Fry's missed the mark with Eye Spy.

Every time I return to my family home in Devon, I am shocked at how insecure and threatened the residents of my leafy and dreary village feel. Isolated from society, they feed on tabloids of hyperbole as if it the most nourishing and representative portrayal of modern society. I spend a good proportion of time talking to friends and family, explaining that despite to their beliefs, people do not walk openly around cities armed with machetes instead of handbags (well, why carry a purse when you can just decapitate the shopkeeper?)

Stephen Fry's Eye Spy is an attempt to reassure the public that contrary to what the tabloids would have us believe, society is not drowning slowly from the selfishness that - depending on your political persuasion - is a direct result of either capitalism, immigration or communism. The Daily Mail's seemingly sole purpose to bolster the hardliners and tempt us blindly into a sense of hatred and bitterness that has become as much of a British stereotype as fish and chips and tea and biscuits. The Mirror exists purely to blame Margaret Thatcher. For everything. Ever.

But Stephen Fry has missed the mark. For, as much as this programme is a blessing to me as educational material on society that I can recommend to my Mail-reading grandmother in a desperate attempt to satisfy her that Britain is not the hornets' nest of crime that she has been convinced to sincerely believe, it is no less farcical than the X Factor and Britain's Got Talent.
Just as a 4 year old Jazz dancer is not possibly as talented as a 22 year old world champion in Samba, a 6 year old being challenged not to eat a marshmallow does not prove that society is moral any more than someone's ability to look after a goldfish without killing it. My sister at the age of 6 would not be able to restrain herself against the sugary allure of a marshmallow for more than 8 seconds yet she is someone I always look to for moral guidance. And even now, she cannot be trusted with a goldfish.

It is the constant stream of headlines about Britain's emerging moral black hole that scares people into believing that we are 'going to the dogs'. My grandmother, who is the epitome of the grey voter, has begun locking the back door whilst she's in the kitchen in case the village's sole Nigerian resident decides to pop round and savagely end her life whilst simultaneously assuming her identity and stealing her credit cards. Midsomer Murders, in my grandmother's mind, is more a portrayal of ITV News than an ITV Mystery Drama.

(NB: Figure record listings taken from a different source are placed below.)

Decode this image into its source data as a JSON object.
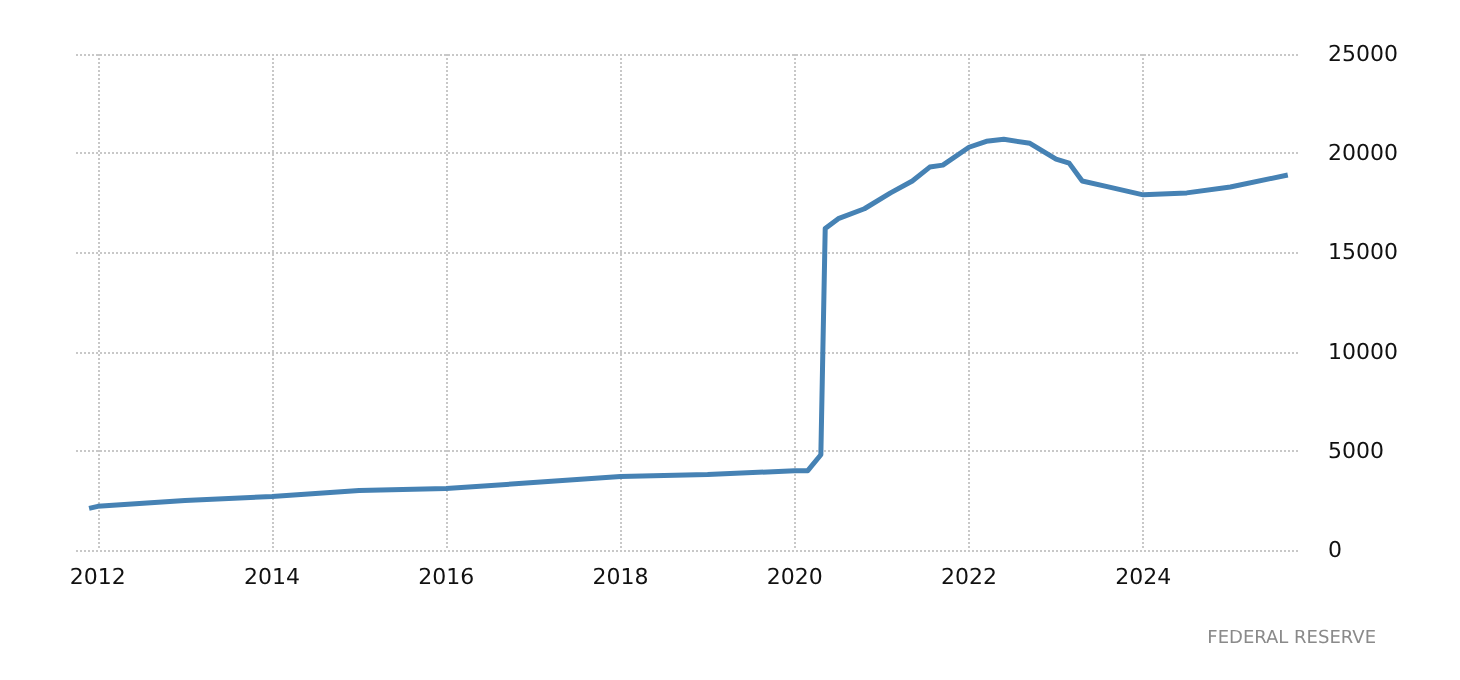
{
  "chart_data": {
    "type": "line",
    "x": [
      2011.9,
      2012,
      2013,
      2014,
      2015,
      2016,
      2017,
      2018,
      2019,
      2020,
      2020.15,
      2020.3,
      2020.35,
      2020.5,
      2020.8,
      2021.1,
      2021.35,
      2021.55,
      2021.7,
      2022,
      2022.2,
      2022.4,
      2022.7,
      2023,
      2023.15,
      2023.3,
      2023.6,
      2024,
      2024.5,
      2025,
      2025.66
    ],
    "series": [
      {
        "color": "#4682b4",
        "values": [
          2100,
          2200,
          2500,
          2700,
          3000,
          3100,
          3400,
          3700,
          3800,
          4000,
          4000,
          4800,
          16200,
          16700,
          17200,
          18000,
          18600,
          19300,
          19400,
          20300,
          20600,
          20700,
          20500,
          19700,
          19500,
          18600,
          18300,
          17900,
          18000,
          18300,
          18900
        ]
      }
    ],
    "xlim": [
      2011.75,
      2025.8
    ],
    "xticks": [
      2012,
      2014,
      2016,
      2018,
      2020,
      2022,
      2024
    ],
    "ylim": [
      0,
      25000
    ],
    "yticks": [
      0,
      5000,
      10000,
      15000,
      20000,
      25000
    ],
    "grid": true,
    "marker": "none",
    "line_style": "solid",
    "annotations": [
      "FEDERAL RESERVE"
    ]
  }
}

I was already having doubts about Eye Spy: it's nice to have a comforting night in with a hot chocolate watching people affirming your faith in humanity, but is this a real representation of Britain today? Would people actually react in the way Channel 4 would have us believe? Then my friend told me that in one of the restaurant scenes, two of the people who reacted badly to the contentious waiter-character that no-one would ever take seriously, spouting out ironic and lazy racist insults at a mixed race couple, were from his drama school. They had been asked to come and eat at a restaurant. They knew they were being filmed. They responded accordingly.

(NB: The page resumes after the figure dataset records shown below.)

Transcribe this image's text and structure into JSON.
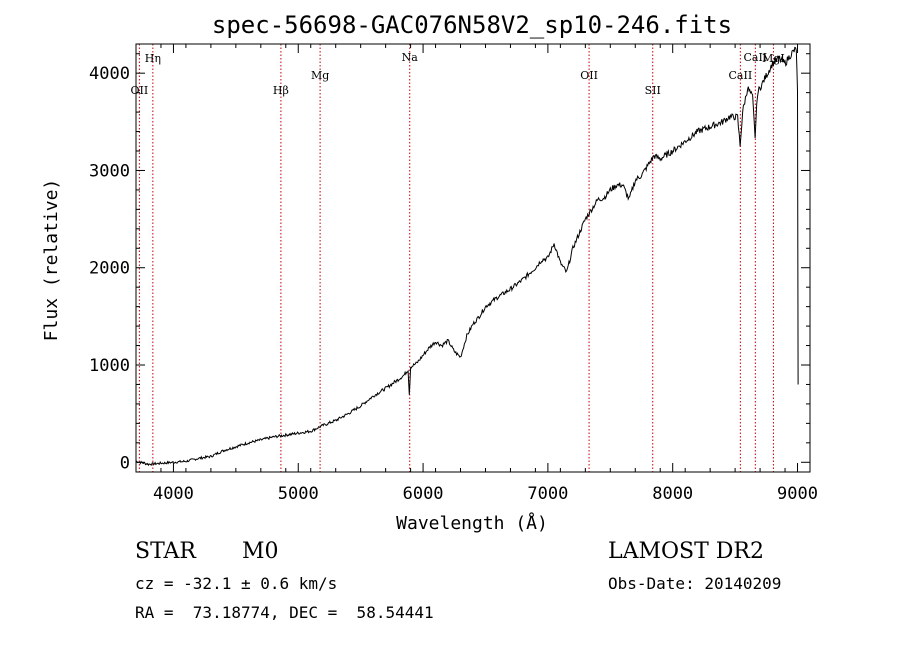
{
  "chart_data": {
    "type": "line",
    "title": "spec-56698-GAC076N58V2_sp10-246.fits",
    "xlabel": "Wavelength (Å)",
    "ylabel": "Flux (relative)",
    "xlim": [
      3700,
      9100
    ],
    "ylim": [
      -100,
      4300
    ],
    "xticks": [
      4000,
      5000,
      6000,
      7000,
      8000,
      9000
    ],
    "yticks": [
      0,
      1000,
      2000,
      3000,
      4000
    ],
    "series": [
      {
        "x": [
          3700,
          3800,
          3900,
          4000,
          4100,
          4200,
          4300,
          4400,
          4500,
          4600,
          4700,
          4800,
          4900,
          5000,
          5100,
          5150,
          5200,
          5300,
          5400,
          5500,
          5600,
          5700,
          5800,
          5850,
          5880,
          5890,
          5900,
          5950,
          6000,
          6050,
          6100,
          6150,
          6200,
          6250,
          6300,
          6350,
          6400,
          6450,
          6500,
          6600,
          6700,
          6800,
          6900,
          6950,
          7000,
          7050,
          7100,
          7150,
          7200,
          7250,
          7300,
          7350,
          7400,
          7450,
          7500,
          7550,
          7600,
          7650,
          7700,
          7750,
          7800,
          7850,
          7900,
          8000,
          8100,
          8200,
          8300,
          8400,
          8450,
          8500,
          8520,
          8540,
          8560,
          8600,
          8640,
          8660,
          8680,
          8720,
          8760,
          8800,
          8850,
          8900,
          8950,
          8990,
          9000,
          9005
        ],
        "y": [
          10,
          -20,
          -10,
          0,
          10,
          40,
          60,
          120,
          160,
          200,
          230,
          260,
          280,
          300,
          320,
          350,
          380,
          430,
          500,
          580,
          680,
          760,
          850,
          900,
          950,
          700,
          980,
          1020,
          1100,
          1180,
          1240,
          1200,
          1250,
          1140,
          1080,
          1300,
          1420,
          1500,
          1600,
          1700,
          1780,
          1880,
          2000,
          2080,
          2100,
          2250,
          2050,
          1950,
          2200,
          2350,
          2500,
          2600,
          2700,
          2720,
          2800,
          2850,
          2850,
          2700,
          2900,
          2950,
          3050,
          3150,
          3120,
          3200,
          3300,
          3400,
          3450,
          3500,
          3550,
          3550,
          3550,
          3250,
          3600,
          3850,
          3750,
          3350,
          3800,
          3900,
          4000,
          4100,
          4150,
          4100,
          4200,
          4250,
          3800,
          800
        ]
      }
    ],
    "lines": [
      {
        "name": "Hη",
        "x": 3835,
        "tier": 0
      },
      {
        "name": "OII",
        "x": 3727,
        "tier": 1
      },
      {
        "name": "Hβ",
        "x": 4861,
        "tier": 1
      },
      {
        "name": "Mg",
        "x": 5175,
        "tier": 2
      },
      {
        "name": "Na",
        "x": 5893,
        "tier": 3
      },
      {
        "name": "OII",
        "x": 7330,
        "tier": 2
      },
      {
        "name": "SII",
        "x": 7840,
        "tier": 1
      },
      {
        "name": "CaII",
        "x": 8542,
        "tier": 2
      },
      {
        "name": "CaII",
        "x": 8662,
        "tier": 3
      },
      {
        "name": "MgI",
        "x": 8807,
        "tier": 0
      }
    ],
    "colors": {
      "spectrum": "#000000",
      "lines": "#cc0000",
      "axes": "#000000"
    }
  },
  "info": {
    "class": "STAR",
    "subclass": "M0",
    "survey": "LAMOST DR2",
    "cz": "cz = -32.1 ± 0.6 km/s",
    "obs_date": "Obs-Date: 20140209",
    "radec": "RA =  73.18774, DEC =  58.54441"
  }
}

It seems to me that, although providing me with some nice light entertainment that feels like it's been dreamt up by some communist dictator to make people be nicer to each other, Eye Spy is about as real as the ingredients of the marshmallow placed in front of the naturally disobedient children. Britain is not that bad, and racism is generally frowned upon. But actors don't need to convince us with that: Britain is a multicultural and diverse society. We have our problems but we have exceptional strengths also.

What Britain needs to hold it together is community, not Channel 4's soft power exertion that looks like a new format of Supernanny's special selection of material for Cbeebies. Stephen Fry would do better to educate us, than patronise us into being nice.